Differential Immunologic Effects of Short-Course and Long-Course Radiotherapy in Locally Advanced Rectal Cancer.

[PURPOSE] Two dominant neoadjuvant radiotherapy (RT) regimens are in common use for locally advanced rectal cancer (LARC): long-course RT (LCRT; 25 × 1.8 Gy) with concomitant chemotherapy and short-course RT (SCRT; 5 × 5 Gy), typically followed by systemic chemotherapy. This study uses serial sampling to investigate the evolution of systemic and local immune responses to different RT regimens in LARC.

[EXPERIMENTAL DESIGN] We conducted a serial sampling study involving patients receiving RT for LARC, in which longitudinal blood and tumor biospecimens were collected at baseline and at 2, 6, and 12 weeks after treatment initiation. Leukocyte concentrations via full blood count and a multiplex cytokine ELISA of plasma samples measured systemic changes. Multiplex immunofluorescence (CD8 and FOXP3) and RNA sequencing of tumor biopsies were used to assess local changes.

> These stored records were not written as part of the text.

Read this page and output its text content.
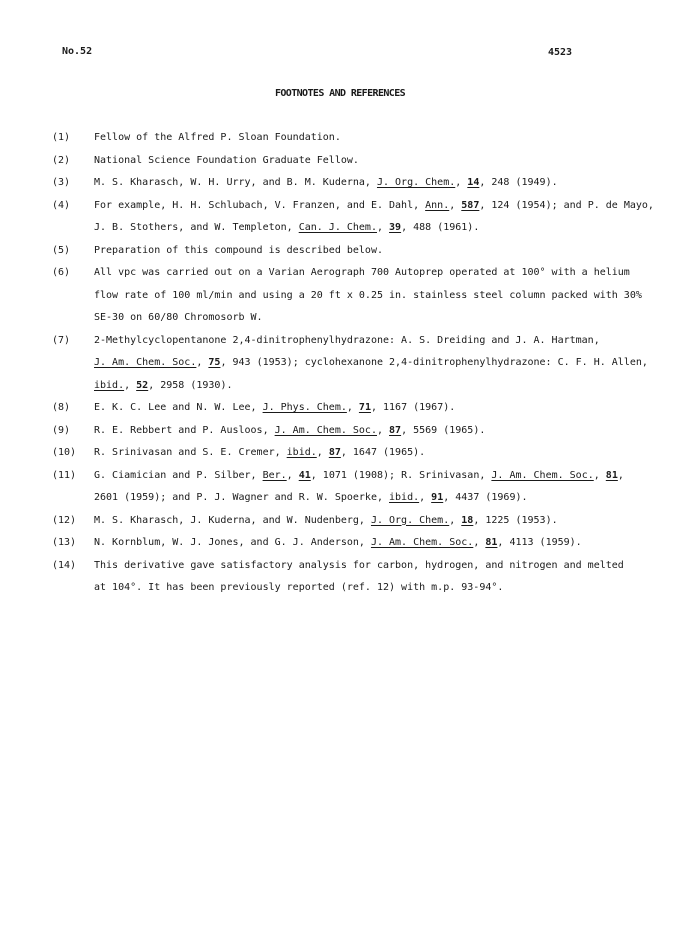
No.52	4523
FOOTNOTES AND REFERENCES
(1)	Fellow of the Alfred P. Sloan Foundation.
(2)	National Science Foundation Graduate Fellow.
(3)	M. S. Kharasch, W. H. Urry, and B. M. Kuderna, J. Org. Chem., 14, 248 (1949).
(4)	For example, H. H. Schlubach, V. Franzen, and E. Dahl, Ann., 587, 124 (1954); and P. de Mayo,
J. B. Stothers, and W. Templeton, Can. J. Chem., 39, 488 (1961).
(5)	Preparation of this compound is described below.
(6)	All vpc was carried out on a Varian Aerograph 700 Autoprep operated at 100° with a helium
flow rate of 100 ml/min and using a 20 ft x 0.25 in. stainless steel column packed with 30%
SE-30 on 60/80 Chromosorb W.
(7)	2-Methylcyclopentanone 2,4-dinitrophenylhydrazone: A. S. Dreiding and J. A. Hartman,
J. Am. Chem. Soc., 75, 943 (1953); cyclohexanone 2,4-dinitrophenylhydrazone: C. F. H. Allen,
ibid., 52, 2958 (1930).
(8)	E. K. C. Lee and N. W. Lee, J. Phys. Chem., 71, 1167 (1967).
(9)	R. E. Rebbert and P. Ausloos, J. Am. Chem. Soc., 87, 5569 (1965).
(10)	R. Srinivasan and S. E. Cremer, ibid., 87, 1647 (1965).
(11)	G. Ciamician and P. Silber, Ber., 41, 1071 (1908); R. Srinivasan, J. Am. Chem. Soc., 81,
2601 (1959); and P. J. Wagner and R. W. Spoerke, ibid., 91, 4437 (1969).
(12)	M. S. Kharasch, J. Kuderna, and W. Nudenberg, J. Org. Chem., 18, 1225 (1953).
(13)	N. Kornblum, W. J. Jones, and G. J. Anderson, J. Am. Chem. Soc., 81, 4113 (1959).
(14)	This derivative gave satisfactory analysis for carbon, hydrogen, and nitrogen and melted
at 104°. It has been previously reported (ref. 12) with m.p. 93-94°.
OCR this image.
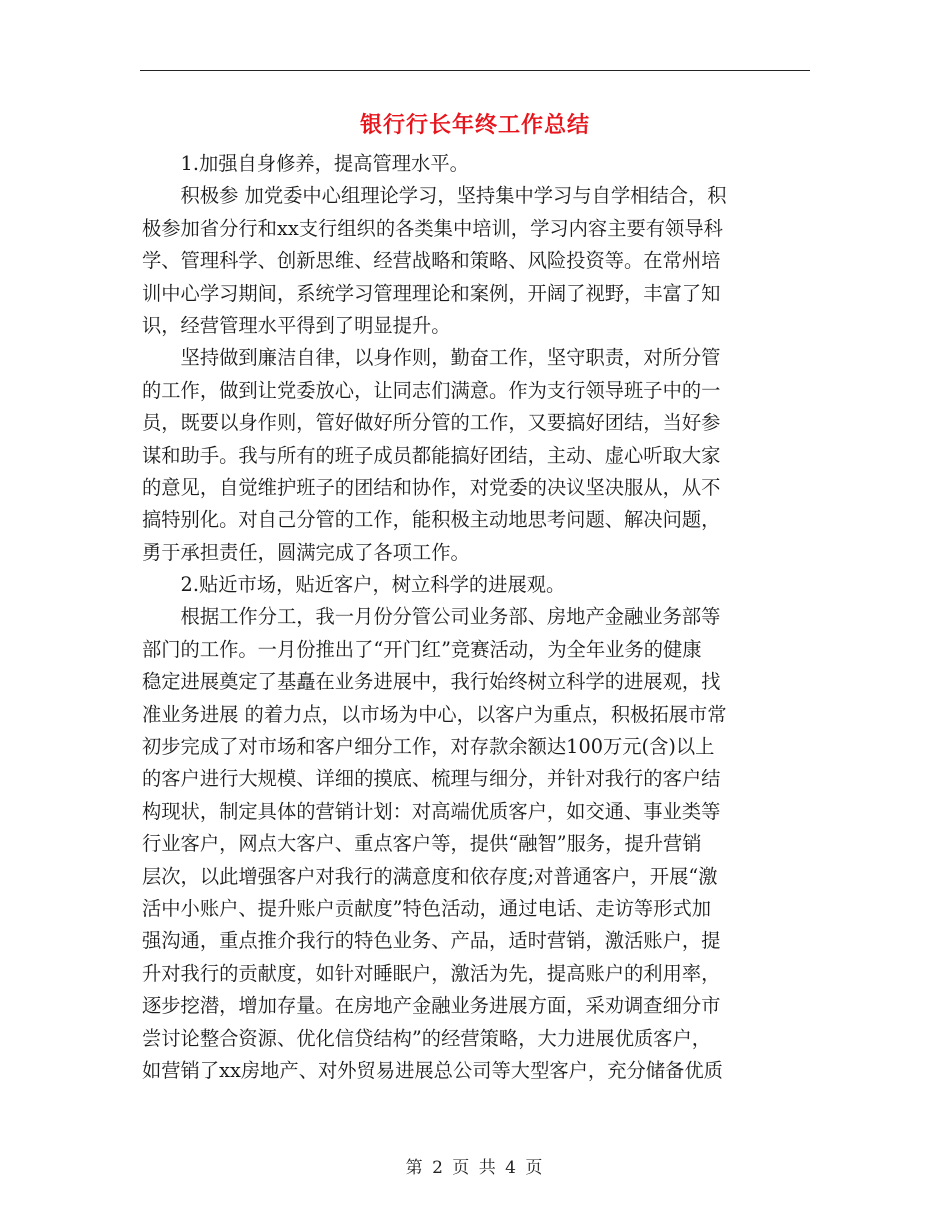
银行行长年终工作总结
　　1.加强自身修养，提高管理水平。
　　积极参 加党委中心组理论学习，坚持集中学习与自学相结合，积
极参加省分行和xx支行组织的各类集中培训，学习内容主要有领导科
学、管理科学、创新思维、经营战略和策略、风险投资等。在常州培
训中心学习期间，系统学习管理理论和案例，开阔了视野，丰富了知
识，经营管理水平得到了明显提升。
　　坚持做到廉洁自律，以身作则，勤奋工作，坚守职责，对所分管
的工作，做到让党委放心，让同志们满意。作为支行领导班子中的一
员，既要以身作则，管好做好所分管的工作，又要搞好团结，当好参
谋和助手。我与所有的班子成员都能搞好团结，主动、虚心听取大家
的意见，自觉维护班子的团结和协作，对党委的决议坚决服从，从不
搞特别化。对自己分管的工作，能积极主动地思考问题、解决问题，
勇于承担责任，圆满完成了各项工作。
　　2.贴近市场，贴近客户，树立科学的进展观。
　　根据工作分工，我一月份分管公司业务部、房地产金融业务部等
部门的工作。一月份推出了“开门红”竞赛活动，为全年业务的健康
稳定进展奠定了基矗在业务进展中，我行始终树立科学的进展观，找
准业务进展 的着力点，以市场为中心，以客户为重点，积极拓展市常
初步完成了对市场和客户细分工作，对存款余额达100万元(含)以上
的客户进行大规模、详细的摸底、梳理与细分，并针对我行的客户结
构现状，制定具体的营销计划：对高端优质客户，如交通、事业类等
行业客户，网点大客户、重点客户等，提供“融智”服务，提升营销
层次，以此增强客户对我行的满意度和依存度;对普通客户，开展“激
活中小账户、提升账户贡献度”特色活动，通过电话、走访等形式加
强沟通，重点推介我行的特色业务、产品，适时营销，激活账户，提
升对我行的贡献度，如针对睡眠户，激活为先，提高账户的利用率，
逐步挖潜，增加存量。在房地产金融业务进展方面，采劝调查细分市
尝讨论整合资源、优化信贷结构”的经营策略，大力进展优质客户，
如营销了xx房地产、对外贸易进展总公司等大型客户，充分储备优质
第 2 页 共 4 页
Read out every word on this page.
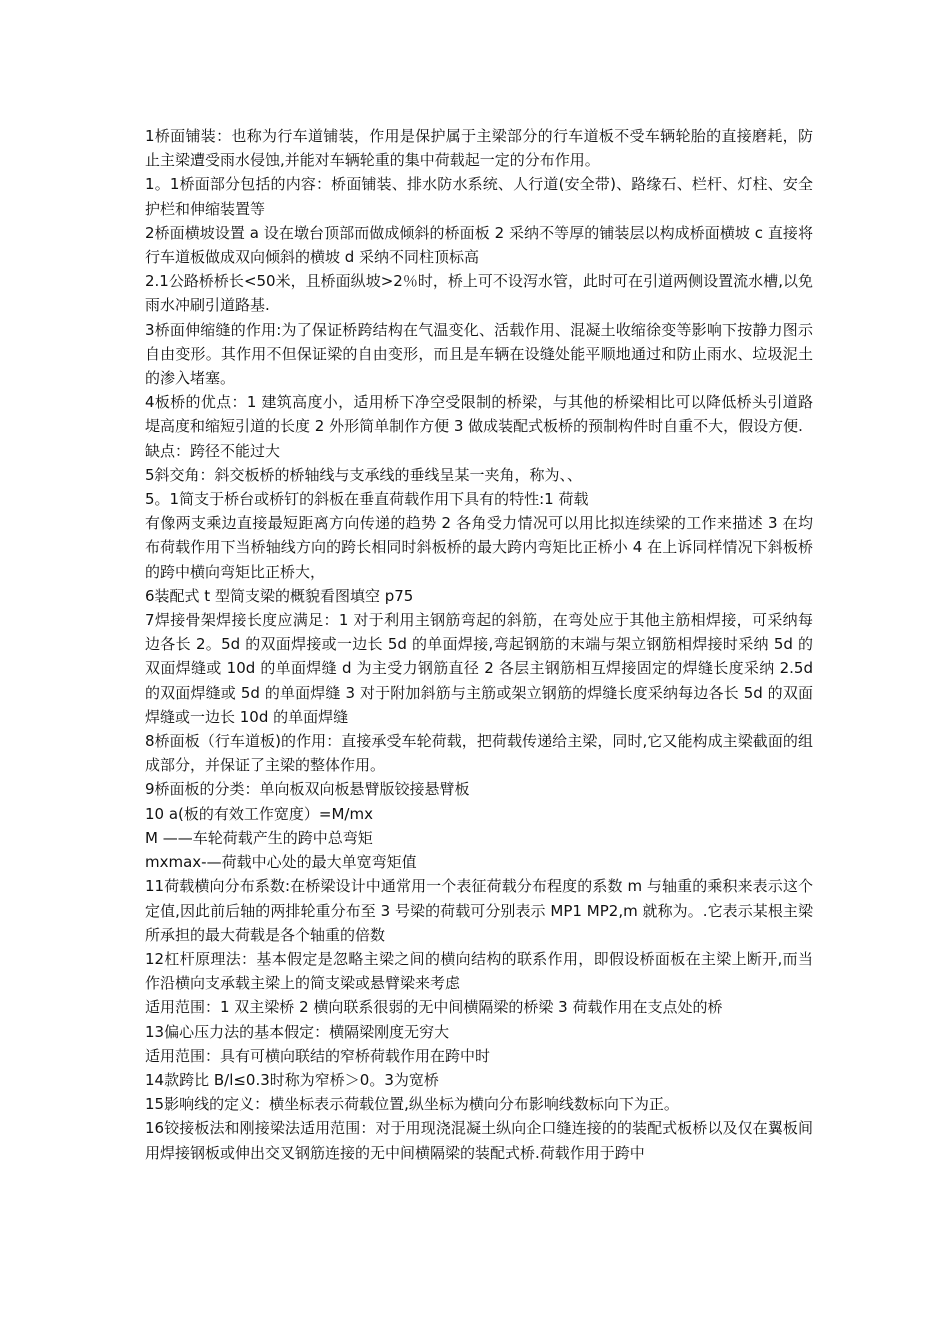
1桥面铺装：也称为行车道铺装，作用是保护属于主梁部分的行车道板不受车辆轮胎的直接磨耗，防止主梁遭受雨水侵蚀,并能对车辆轮重的集中荷载起一定的分布作用。

1。1桥面部分包括的内容：桥面铺装、排水防水系统、人行道(安全带)、路缘石、栏杆、灯柱、安全护栏和伸缩装置等

2桥面横坡设置 a 设在墩台顶部而做成倾斜的桥面板 2 采纳不等厚的铺装层以构成桥面横坡 c 直接将行车道板做成双向倾斜的横坡 d 采纳不同柱顶标高

2.1公路桥桥长<50米，且桥面纵坡>2％时，桥上可不设泻水管，此时可在引道两侧设置流水槽,以免雨水冲刷引道路基.

3桥面伸缩缝的作用:为了保证桥跨结构在气温变化、活载作用、混凝土收缩徐变等影响下按静力图示自由变形。其作用不但保证梁的自由变形，而且是车辆在设缝处能平顺地通过和防止雨水、垃圾泥土的渗入堵塞。

4板桥的优点：1 建筑高度小，适用桥下净空受限制的桥梁，与其他的桥梁相比可以降低桥头引道路堤高度和缩短引道的长度 2 外形简单制作方便 3 做成装配式板桥的预制构件时自重不大，假设方便.

缺点：跨径不能过大

5斜交角：斜交板桥的桥轴线与支承线的垂线呈某一夹角，称为、、

5。1简支于桥台或桥钉的斜板在垂直荷载作用下具有的特性:1 荷载

有像两支乘边直接最短距离方向传递的趋势 2 各角受力情况可以用比拟连续梁的工作来描述 3 在均布荷载作用下当桥轴线方向的跨长相同时斜板桥的最大跨内弯矩比正桥小 4 在上诉同样情况下斜板桥的跨中横向弯矩比正桥大，

6装配式 t 型简支梁的概貌看图填空 p75

7焊接骨架焊接长度应满足：1 对于利用主钢筋弯起的斜筋，在弯处应于其他主筋相焊接，可采纳每边各长 2。5d 的双面焊接或一边长 5d 的单面焊接,弯起钢筋的末端与架立钢筋相焊接时采纳 5d 的双面焊缝或 10d 的单面焊缝 d 为主受力钢筋直径 2 各层主钢筋相互焊接固定的焊缝长度采纳 2.5d 的双面焊缝或 5d 的单面焊缝 3 对于附加斜筋与主筋或架立钢筋的焊缝长度采纳每边各长 5d 的双面焊缝或一边长 10d 的单面焊缝

8桥面板（行车道板)的作用：直接承受车轮荷载，把荷载传递给主梁，同时,它又能构成主梁截面的组成部分，并保证了主梁的整体作用。

9桥面板的分类：单向板双向板悬臂版铰接悬臂板

10 a(板的有效工作宽度）=M/mx

M ——车轮荷载产生的跨中总弯矩

mxmax-—荷载中心处的最大单宽弯矩值

11荷载横向分布系数:在桥梁设计中通常用一个表征荷载分布程度的系数 m 与轴重的乘积来表示这个定值,因此前后轴的两排轮重分布至 3 号梁的荷载可分别表示 MP1 MP2,m 就称为。.它表示某根主梁所承担的最大荷载是各个轴重的倍数

12杠杆原理法：基本假定是忽略主梁之间的横向结构的联系作用，即假设桥面板在主梁上断开,而当作沿横向支承载主梁上的简支梁或悬臂梁来考虑

适用范围：1 双主梁桥 2 横向联系很弱的无中间横隔梁的桥梁 3 荷载作用在支点处的桥

13偏心压力法的基本假定：横隔梁刚度无穷大

适用范围：具有可横向联结的窄桥荷载作用在跨中时

14款跨比 B/l≤0.3时称为窄桥＞0。3为宽桥

15影响线的定义：横坐标表示荷载位置,纵坐标为横向分布影响线数标向下为正。

16铰接板法和刚接梁法适用范围：对于用现浇混凝土纵向企口缝连接的的装配式板桥以及仅在翼板间用焊接钢板或伸出交叉钢筋连接的无中间横隔梁的装配式桥.荷载作用于跨中
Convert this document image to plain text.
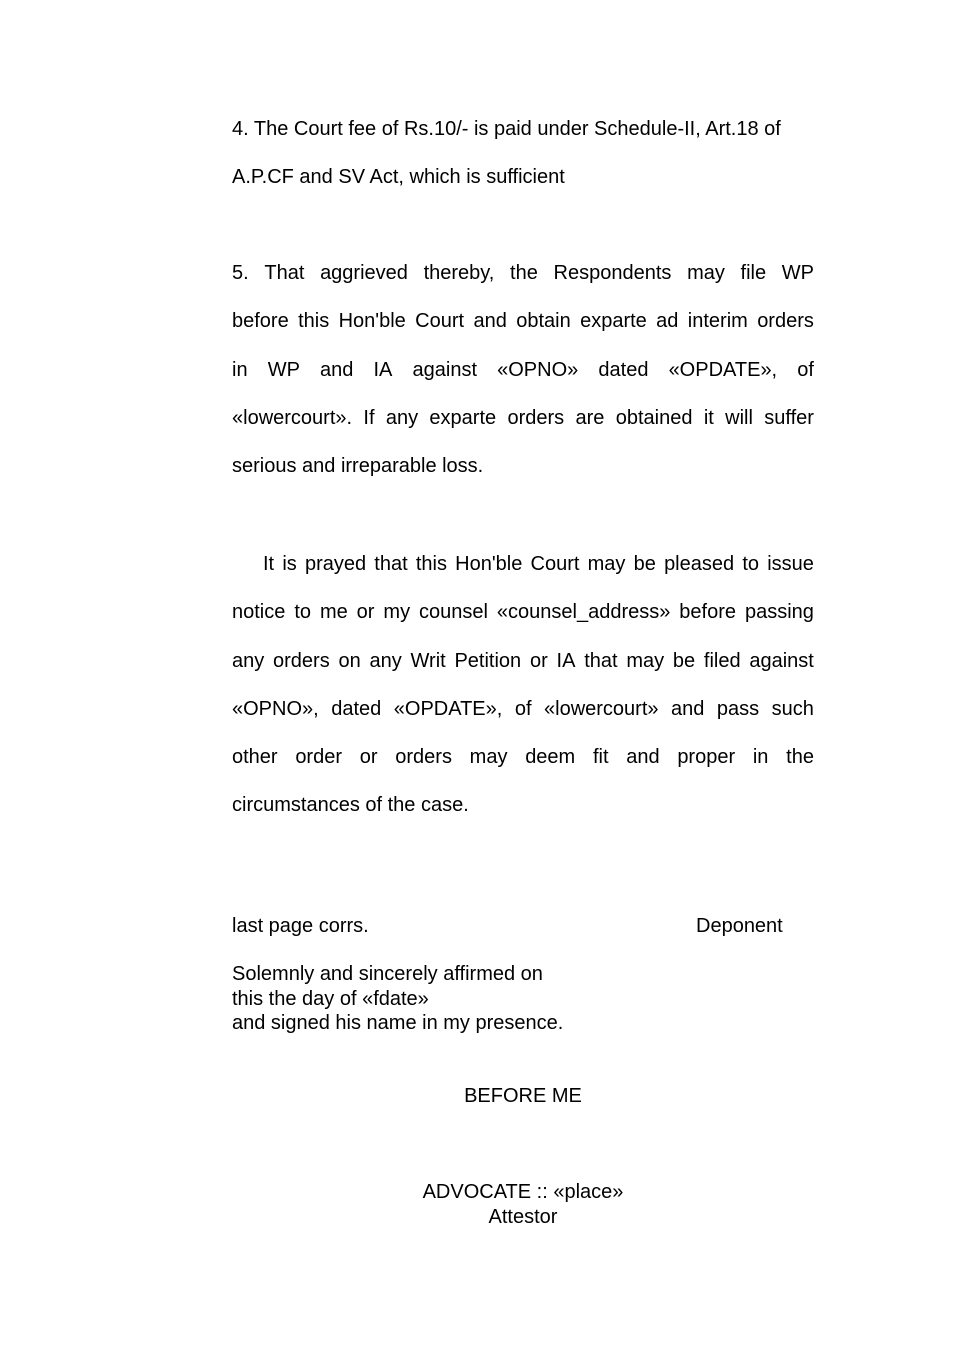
4. The Court fee of Rs.10/- is paid under Schedule-II, Art.18 of
A.P.CF and SV Act, which is sufficient
5. That aggrieved thereby, the Respondents may file WP
before this Hon'ble Court and obtain exparte ad interim orders
in WP and IA against «OPNO» dated «OPDATE», of
«lowercourt». If any exparte orders are obtained it will suffer
serious and irreparable loss.
It is prayed that this Hon'ble Court may be pleased to issue
notice to me or my counsel «counsel_address» before passing
any orders on any Writ Petition or IA that may be filed against
«OPNO», dated «OPDATE», of «lowercourt» and pass such
other order or orders may deem fit and proper in the
circumstances of the case.
last page corrs.	Deponent
Solemnly and sincerely affirmed on
this the day of «fdate»
and signed his name in my presence.
BEFORE ME
ADVOCATE :: «place»
Attestor
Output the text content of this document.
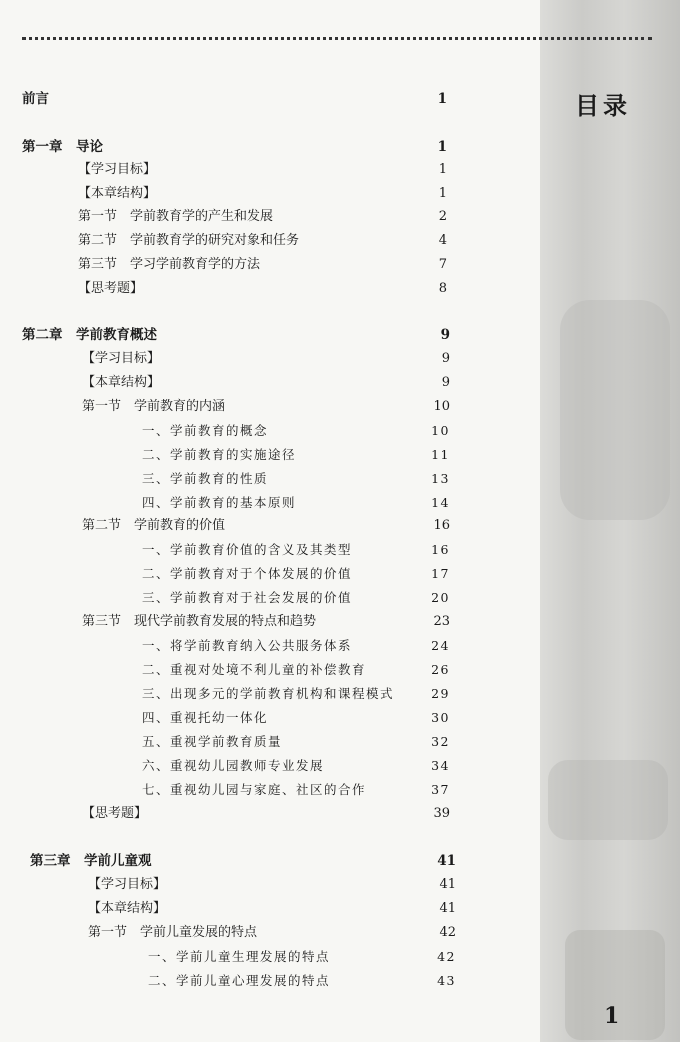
目录
前言	1
第一章　导论	1
【学习目标】	1
【本章结构】	1
第一节　学前教育学的产生和发展	2
第二节　学前教育学的研究对象和任务	4
第三节　学习学前教育学的方法	7
【思考题】	8
第二章　学前教育概述	9
【学习目标】	9
【本章结构】	9
第一节　学前教育的内涵	10
一、学前教育的概念	10
二、学前教育的实施途径	11
三、学前教育的性质	13
四、学前教育的基本原则	14
第二节　学前教育的价值	16
一、学前教育价值的含义及其类型	16
二、学前教育对于个体发展的价值	17
三、学前教育对于社会发展的价值	20
第三节　现代学前教育发展的特点和趋势	23
一、将学前教育纳入公共服务体系	24
二、重视对处境不利儿童的补偿教育	26
三、出现多元的学前教育机构和课程模式	29
四、重视托幼一体化	30
五、重视学前教育质量	32
六、重视幼儿园教师专业发展	34
七、重视幼儿园与家庭、社区的合作	37
【思考题】	39
第三章　学前儿童观	41
【学习目标】	41
【本章结构】	41
第一节　学前儿童发展的特点	42
一、学前儿童生理发展的特点	42
二、学前儿童心理发展的特点	43
1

[RESULTS] Circulating lymphocyte concentrations tended to increase in SCRT patients and decrease in LCRT patients between week 2 and week 6 and were significantly lower in LCRT patients compared with SCRT patients at week 6 (P < 0.0001) and week 12 (P = 0.019). Additionally, we report higher densities of CD8+ and FOXP3+ tumoral lymphocytes from SCRT patients compared with LCRT patients at week 2 (CD8 P = 0.053; FOXP3 P = 0.023) and week 6 (CD8 P = 0.035; FOXP3 P = 0.0016).

[CONCLUSIONS] SCRT is less lymphodepleting and induces more frequent increases in intratumoral T-cell infiltration compared with LCRT. These results are relevant to the field of radiation-immune-oncology combination studies in LARC. Furthermore, these findings may underpin early trial results, in which higher rates of response to RT-immune checkpoint inhibitor combinations have been reported with SCRT-based regimens.